Wednesday, March 15, 2017
On the Prospects of Cancer Immunotherapy: Essentially, immunotherapy entails the use of a person's immune system in treating cancer. There are both active and passive forms of immunotherapy. Active immunotherapies mostly involve the extraction of immune cells from a patient's blood (or tumor) to be genetically modified, incubated, and returned to the patient with the intention of targeting a specific cancer. Unfortunately, many active immunotherapies are still in varying phases of development at a number biopharmaceutical companies around the world. In fact, one of the only FDA-approved active immunotherapies is a drug called Provenge, which targets prostate cancer. Regarding passive immunotherapies, however, the use of monoclonal antibodies (or MABs) are the main focus. And they are largely designed to supplement the body's response to the active immunotherapies.

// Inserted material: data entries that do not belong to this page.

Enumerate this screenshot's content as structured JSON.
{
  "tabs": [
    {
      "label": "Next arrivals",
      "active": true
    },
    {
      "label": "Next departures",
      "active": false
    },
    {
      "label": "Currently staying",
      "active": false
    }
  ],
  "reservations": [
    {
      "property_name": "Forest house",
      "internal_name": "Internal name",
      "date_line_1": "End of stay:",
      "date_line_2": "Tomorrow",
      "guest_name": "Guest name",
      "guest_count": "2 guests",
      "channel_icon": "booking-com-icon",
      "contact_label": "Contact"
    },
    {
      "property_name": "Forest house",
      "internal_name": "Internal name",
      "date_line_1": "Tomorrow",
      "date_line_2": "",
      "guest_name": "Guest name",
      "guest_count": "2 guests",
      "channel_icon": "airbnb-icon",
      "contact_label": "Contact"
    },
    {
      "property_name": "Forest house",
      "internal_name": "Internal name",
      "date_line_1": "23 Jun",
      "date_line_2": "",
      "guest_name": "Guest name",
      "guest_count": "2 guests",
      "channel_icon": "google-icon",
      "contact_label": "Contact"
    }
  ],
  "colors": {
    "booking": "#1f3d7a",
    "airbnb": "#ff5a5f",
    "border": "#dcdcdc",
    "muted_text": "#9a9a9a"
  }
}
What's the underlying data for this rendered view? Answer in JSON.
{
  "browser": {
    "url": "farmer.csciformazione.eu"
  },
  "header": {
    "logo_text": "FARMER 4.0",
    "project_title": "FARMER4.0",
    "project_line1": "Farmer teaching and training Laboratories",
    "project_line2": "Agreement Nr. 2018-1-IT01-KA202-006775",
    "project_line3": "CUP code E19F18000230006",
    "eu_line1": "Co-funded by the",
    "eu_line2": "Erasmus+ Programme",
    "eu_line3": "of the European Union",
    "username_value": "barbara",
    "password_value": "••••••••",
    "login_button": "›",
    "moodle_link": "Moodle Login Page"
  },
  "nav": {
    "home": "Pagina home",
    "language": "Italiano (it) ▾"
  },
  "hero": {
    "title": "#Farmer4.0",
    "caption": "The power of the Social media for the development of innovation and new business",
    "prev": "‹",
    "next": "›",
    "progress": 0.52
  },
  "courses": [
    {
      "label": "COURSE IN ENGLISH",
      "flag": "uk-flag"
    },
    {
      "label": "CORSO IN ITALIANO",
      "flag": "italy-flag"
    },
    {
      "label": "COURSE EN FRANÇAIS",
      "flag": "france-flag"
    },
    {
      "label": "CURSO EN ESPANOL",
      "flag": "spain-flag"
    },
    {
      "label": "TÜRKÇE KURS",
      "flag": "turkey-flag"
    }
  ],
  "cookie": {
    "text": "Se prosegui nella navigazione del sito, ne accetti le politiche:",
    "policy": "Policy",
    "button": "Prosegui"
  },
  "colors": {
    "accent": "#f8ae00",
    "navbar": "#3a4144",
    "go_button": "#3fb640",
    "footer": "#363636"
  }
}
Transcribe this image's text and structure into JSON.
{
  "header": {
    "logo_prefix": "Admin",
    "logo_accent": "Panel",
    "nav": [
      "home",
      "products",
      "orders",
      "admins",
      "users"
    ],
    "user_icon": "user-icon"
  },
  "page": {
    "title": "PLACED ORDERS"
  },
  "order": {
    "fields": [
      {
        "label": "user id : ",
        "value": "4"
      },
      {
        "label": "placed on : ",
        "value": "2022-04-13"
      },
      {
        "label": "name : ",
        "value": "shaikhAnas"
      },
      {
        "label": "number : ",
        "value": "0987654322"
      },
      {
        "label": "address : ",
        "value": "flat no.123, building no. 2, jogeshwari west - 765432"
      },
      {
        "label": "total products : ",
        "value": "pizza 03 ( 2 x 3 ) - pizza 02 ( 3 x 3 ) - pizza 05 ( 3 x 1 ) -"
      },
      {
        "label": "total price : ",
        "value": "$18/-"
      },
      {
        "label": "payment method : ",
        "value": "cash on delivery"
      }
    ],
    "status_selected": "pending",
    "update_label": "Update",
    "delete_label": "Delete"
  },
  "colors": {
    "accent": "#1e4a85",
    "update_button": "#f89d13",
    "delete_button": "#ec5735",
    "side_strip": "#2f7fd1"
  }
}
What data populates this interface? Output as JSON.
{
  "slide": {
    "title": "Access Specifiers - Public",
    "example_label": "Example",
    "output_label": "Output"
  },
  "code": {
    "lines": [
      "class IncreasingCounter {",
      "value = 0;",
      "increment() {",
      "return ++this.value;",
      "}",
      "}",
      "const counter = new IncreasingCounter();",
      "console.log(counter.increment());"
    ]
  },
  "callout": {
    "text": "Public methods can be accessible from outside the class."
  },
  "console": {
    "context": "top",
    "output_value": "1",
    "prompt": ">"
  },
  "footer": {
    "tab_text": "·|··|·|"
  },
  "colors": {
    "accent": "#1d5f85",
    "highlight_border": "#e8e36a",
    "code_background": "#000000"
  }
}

Wednesday, February 15, 2017
On the Origins of Black History Month: Dating back to the 1920s, Black History Month originally began as "Negro History Week." Carter G. Woodson, a black historian who was only the 2nd African American to graduate with a Ph.D. from Harvard (after W. E. B. Du Bois), first proposed the idea to coincide with the birthdays of President Lincoln (February 12th) and Frederick Douglass (February 14th). And because Douglass was one of the first African Americans to visit the White House (with Lincoln in 1862), the concept of "Negro History Week" made a great deal of socio-cultural sense. Although "Negro History Week" did not officially become Black History Month until the 1970s, its primary purpose remained the same. And that was to teach history through biography. In other words, school children (of all backgrounds) ought to be made aware of the special contributions that black Americans have made to U.S. History.
Sunday, January 15, 2017
On Microagression Theory: Perhaps this psychological theory amounts to nothing more than self-victimization, or perhaps it reveals some deeper truths about the basic super-culture that drives modern, Western capitalism. Originating in the 1970s, which was a decade that saw the Post-WWII block of American hegemony start to fracture (think Vietnam), it's a theory that ultimately gave rise to major sociopolitical concepts of the 1980s like "political correctness" and "identity politics." Nevertheless, microagressions can assume a wide variety of forms, as they encapsulate everything from casual comments about race, class, age, ability, or sex/gender to unconscious actions indicating a fear of "otherness." Examples of microagressions, which are similar to stereotypes, may include something like "what's up with your accent?" or "why are Asians so good at math?" These statements can be collectively considered indications of a dominant culture acting against perceived threats to its power. Yet like any theory involving power relations, if taken too far, pointing out microagressions can begin to limit free speech.